As mulheres carregavam água potável acondicionada em um tambor de plástico, para um dia de jornada, esperavam retornar ao final do entardecer. Era a pescaria do “ir e vir”. Adentrar o mar até quarenta quilômetros, se as condições do tempo permitissem. Não levavam equipamentos de proteção individual, contavam com proteção de Deus, como dizia Maria de Lourdes:

— Que Deus nos proteja, nos leve e nos traga de volta, para a alegria de nossos filhos.

— Amém, responderam as outras ao mesmo tempo.

— Ao trabalho, falava firme Albertina, a mais preocupada delas, pois tinha sete bocas para sustentar e cinco dos filhos já em idade escolar. O seu esforço era para que os filhos não tivessem a mesma profissão do pai, tradição na família dele.

Aquele dia foi mágico. A viagem foi normal. Pegaram poucos peixes, mas o suficiente para elas, filhos e um pouco para trocar por mantimentos na venda do seu Raimundo.

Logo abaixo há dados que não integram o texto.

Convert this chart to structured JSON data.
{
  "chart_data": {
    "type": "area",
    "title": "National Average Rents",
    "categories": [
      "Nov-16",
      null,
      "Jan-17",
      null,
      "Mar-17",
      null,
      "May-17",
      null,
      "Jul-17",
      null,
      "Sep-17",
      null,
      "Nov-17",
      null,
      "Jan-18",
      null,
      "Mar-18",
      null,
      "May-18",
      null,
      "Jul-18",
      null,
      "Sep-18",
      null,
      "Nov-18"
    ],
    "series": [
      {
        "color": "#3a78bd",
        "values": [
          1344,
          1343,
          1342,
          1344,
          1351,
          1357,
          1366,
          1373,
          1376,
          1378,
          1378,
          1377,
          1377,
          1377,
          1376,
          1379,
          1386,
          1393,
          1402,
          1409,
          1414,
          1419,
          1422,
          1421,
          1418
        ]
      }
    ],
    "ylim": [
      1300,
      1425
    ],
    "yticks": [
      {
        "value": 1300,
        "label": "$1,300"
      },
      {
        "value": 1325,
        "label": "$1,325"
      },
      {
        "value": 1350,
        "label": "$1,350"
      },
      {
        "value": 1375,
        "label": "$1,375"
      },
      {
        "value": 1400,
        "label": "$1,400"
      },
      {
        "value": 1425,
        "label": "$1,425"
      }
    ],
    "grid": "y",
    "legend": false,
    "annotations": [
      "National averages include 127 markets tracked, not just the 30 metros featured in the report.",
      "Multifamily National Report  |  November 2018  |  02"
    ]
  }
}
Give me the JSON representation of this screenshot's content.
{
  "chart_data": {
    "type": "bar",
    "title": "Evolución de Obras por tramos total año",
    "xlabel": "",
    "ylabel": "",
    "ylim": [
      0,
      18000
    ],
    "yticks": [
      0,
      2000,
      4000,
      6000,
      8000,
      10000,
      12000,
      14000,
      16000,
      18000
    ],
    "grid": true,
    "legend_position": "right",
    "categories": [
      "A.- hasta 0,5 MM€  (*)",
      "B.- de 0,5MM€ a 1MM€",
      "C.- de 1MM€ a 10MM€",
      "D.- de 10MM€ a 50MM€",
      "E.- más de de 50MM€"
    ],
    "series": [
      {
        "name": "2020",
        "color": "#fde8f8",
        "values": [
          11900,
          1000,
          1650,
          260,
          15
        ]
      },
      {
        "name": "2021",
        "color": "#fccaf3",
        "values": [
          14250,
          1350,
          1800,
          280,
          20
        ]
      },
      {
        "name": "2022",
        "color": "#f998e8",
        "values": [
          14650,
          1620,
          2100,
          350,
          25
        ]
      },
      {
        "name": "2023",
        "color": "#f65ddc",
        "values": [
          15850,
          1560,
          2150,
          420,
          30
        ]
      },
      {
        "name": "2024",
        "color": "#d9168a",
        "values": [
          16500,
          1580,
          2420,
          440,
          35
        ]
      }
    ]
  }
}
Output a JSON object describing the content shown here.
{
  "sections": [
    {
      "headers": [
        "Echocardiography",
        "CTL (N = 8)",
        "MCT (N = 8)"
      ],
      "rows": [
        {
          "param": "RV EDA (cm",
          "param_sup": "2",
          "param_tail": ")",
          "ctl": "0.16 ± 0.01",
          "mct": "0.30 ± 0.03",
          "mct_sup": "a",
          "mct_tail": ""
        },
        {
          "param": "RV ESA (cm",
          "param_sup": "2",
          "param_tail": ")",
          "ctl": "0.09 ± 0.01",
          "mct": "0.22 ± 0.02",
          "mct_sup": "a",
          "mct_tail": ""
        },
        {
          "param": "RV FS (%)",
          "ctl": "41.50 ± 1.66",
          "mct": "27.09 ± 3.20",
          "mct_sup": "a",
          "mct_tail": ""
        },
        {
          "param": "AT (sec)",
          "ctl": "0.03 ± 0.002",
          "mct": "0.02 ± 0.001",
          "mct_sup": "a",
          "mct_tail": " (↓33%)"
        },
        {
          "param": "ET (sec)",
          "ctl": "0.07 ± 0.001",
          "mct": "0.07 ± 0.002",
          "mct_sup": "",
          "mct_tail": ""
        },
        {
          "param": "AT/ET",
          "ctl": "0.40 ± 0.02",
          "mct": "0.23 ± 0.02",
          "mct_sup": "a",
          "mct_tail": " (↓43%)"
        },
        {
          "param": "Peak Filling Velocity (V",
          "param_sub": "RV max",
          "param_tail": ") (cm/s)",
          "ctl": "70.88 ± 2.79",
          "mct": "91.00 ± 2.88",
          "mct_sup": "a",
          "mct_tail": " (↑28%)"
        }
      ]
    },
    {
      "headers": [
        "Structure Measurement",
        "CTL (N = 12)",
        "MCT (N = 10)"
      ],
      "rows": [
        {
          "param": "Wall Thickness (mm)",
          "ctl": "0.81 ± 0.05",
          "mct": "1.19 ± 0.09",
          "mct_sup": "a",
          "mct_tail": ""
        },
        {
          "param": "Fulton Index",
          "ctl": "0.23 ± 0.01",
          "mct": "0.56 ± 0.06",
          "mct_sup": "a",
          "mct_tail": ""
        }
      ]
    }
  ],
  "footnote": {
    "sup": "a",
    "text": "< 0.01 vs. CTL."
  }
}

O mais importante é que agora elas são independentes, proprietárias e patroas delas mesmas, não será preciso dividir com ninguém o produto da pescaria do dia. Cada dia será de aprendizado e progresso.

No retorno, muita gente espera a chegada do paquete à praia. Alguns impacientes andam de um lado para o outro, principalmente os filhos e demais parentes. Quando de longe avistaram a vela colorida e o nome Esperança, os sorrisos se alargaram, foi uma alegria total. Para levar o Esperança até a areia onde ele ficará até o dia seguinte, pescadores e populares fizeram questão de ajudá-las, enquanto outros as aplaudiam.

Fora a primeira vitória, muitas outras haveriam de ocorrer para aquelas calouras, mas já experientes lobas do mar.